Watching Other People Work: Documenting and Streaming Labor on TikTok LIVE
Watching Other People Work: Documenting and Streaming Labor on TikTok LIVE
Celeste Oon and Jessica Maddox, "Watching Other People Work: Documenting and Streaming Labor on TikTok LIVE." Paper accepted to the 2026 Society for Cinema and Media Studies annual conference, Chicago, Illinois, March 2026. Abstract: From the factory production line to the street food stand, workers across the world are turning to livestreaming as a side hustle to maximize profits in an economically precarious environment. By broadcasting themselves at their day jobs, workers simultaneously labor for both their primary jobs and social media platforms, pointing to “rapid capitalization” and “a double process of individualization” under neoliberal conditions.
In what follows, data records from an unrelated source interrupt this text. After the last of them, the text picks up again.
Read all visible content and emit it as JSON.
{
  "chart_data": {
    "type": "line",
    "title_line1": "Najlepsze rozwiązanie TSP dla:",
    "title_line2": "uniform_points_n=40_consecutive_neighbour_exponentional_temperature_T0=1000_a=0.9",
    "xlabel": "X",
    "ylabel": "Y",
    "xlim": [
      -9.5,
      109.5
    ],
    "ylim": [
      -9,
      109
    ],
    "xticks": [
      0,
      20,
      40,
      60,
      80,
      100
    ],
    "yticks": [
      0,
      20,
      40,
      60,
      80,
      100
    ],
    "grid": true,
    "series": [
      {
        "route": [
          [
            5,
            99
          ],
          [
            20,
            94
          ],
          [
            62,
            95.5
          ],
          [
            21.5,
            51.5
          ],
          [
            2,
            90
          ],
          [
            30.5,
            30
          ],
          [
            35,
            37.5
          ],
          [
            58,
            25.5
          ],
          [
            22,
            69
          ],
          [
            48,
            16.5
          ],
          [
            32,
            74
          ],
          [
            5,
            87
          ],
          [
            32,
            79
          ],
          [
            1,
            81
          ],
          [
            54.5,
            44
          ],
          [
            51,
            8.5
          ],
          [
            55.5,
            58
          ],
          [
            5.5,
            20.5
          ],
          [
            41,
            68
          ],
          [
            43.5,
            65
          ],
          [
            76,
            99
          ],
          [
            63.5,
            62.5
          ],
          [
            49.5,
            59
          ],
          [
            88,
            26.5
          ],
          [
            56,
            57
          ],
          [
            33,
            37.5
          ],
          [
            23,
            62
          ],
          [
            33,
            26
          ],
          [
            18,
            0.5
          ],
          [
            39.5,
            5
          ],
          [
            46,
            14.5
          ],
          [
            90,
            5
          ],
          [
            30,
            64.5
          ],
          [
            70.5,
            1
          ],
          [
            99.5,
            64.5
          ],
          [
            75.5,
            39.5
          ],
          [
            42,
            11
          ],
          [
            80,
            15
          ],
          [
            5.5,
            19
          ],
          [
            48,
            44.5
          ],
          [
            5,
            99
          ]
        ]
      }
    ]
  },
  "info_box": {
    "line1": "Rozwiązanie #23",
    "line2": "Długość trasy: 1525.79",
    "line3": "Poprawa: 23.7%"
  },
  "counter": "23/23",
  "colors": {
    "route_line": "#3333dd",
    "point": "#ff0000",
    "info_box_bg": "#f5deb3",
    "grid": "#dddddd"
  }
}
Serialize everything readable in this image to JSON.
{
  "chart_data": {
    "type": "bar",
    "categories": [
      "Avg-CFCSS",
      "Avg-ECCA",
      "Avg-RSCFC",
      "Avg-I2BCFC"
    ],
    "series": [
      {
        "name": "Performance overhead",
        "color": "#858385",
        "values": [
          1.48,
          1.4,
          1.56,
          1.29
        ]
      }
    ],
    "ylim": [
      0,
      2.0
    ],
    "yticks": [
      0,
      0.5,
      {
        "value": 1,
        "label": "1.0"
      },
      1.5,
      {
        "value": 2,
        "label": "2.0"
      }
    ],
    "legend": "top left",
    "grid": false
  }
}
As a result, traditional labor is transformed into digital entertainment. As the employment landscape shifts, less is known about contemporary conditions of work, power, and identity. This paper is thus informed by over 200 worker livestreams. Through critical technocultural discourse analysis, we examined the relationship between recurring themes, worker identities, and employment locations, and how these elements manifest via TikTok LIVE. We present three main points: visualizing labor, which bolsters omnipresent surveillance and lays bare power imbalances; affecting labor, which highlights social dynamics and interpersonal gratitude; and slowing and speeding labor, which problematize (a)synchronous online content creation and platform desires for presentism.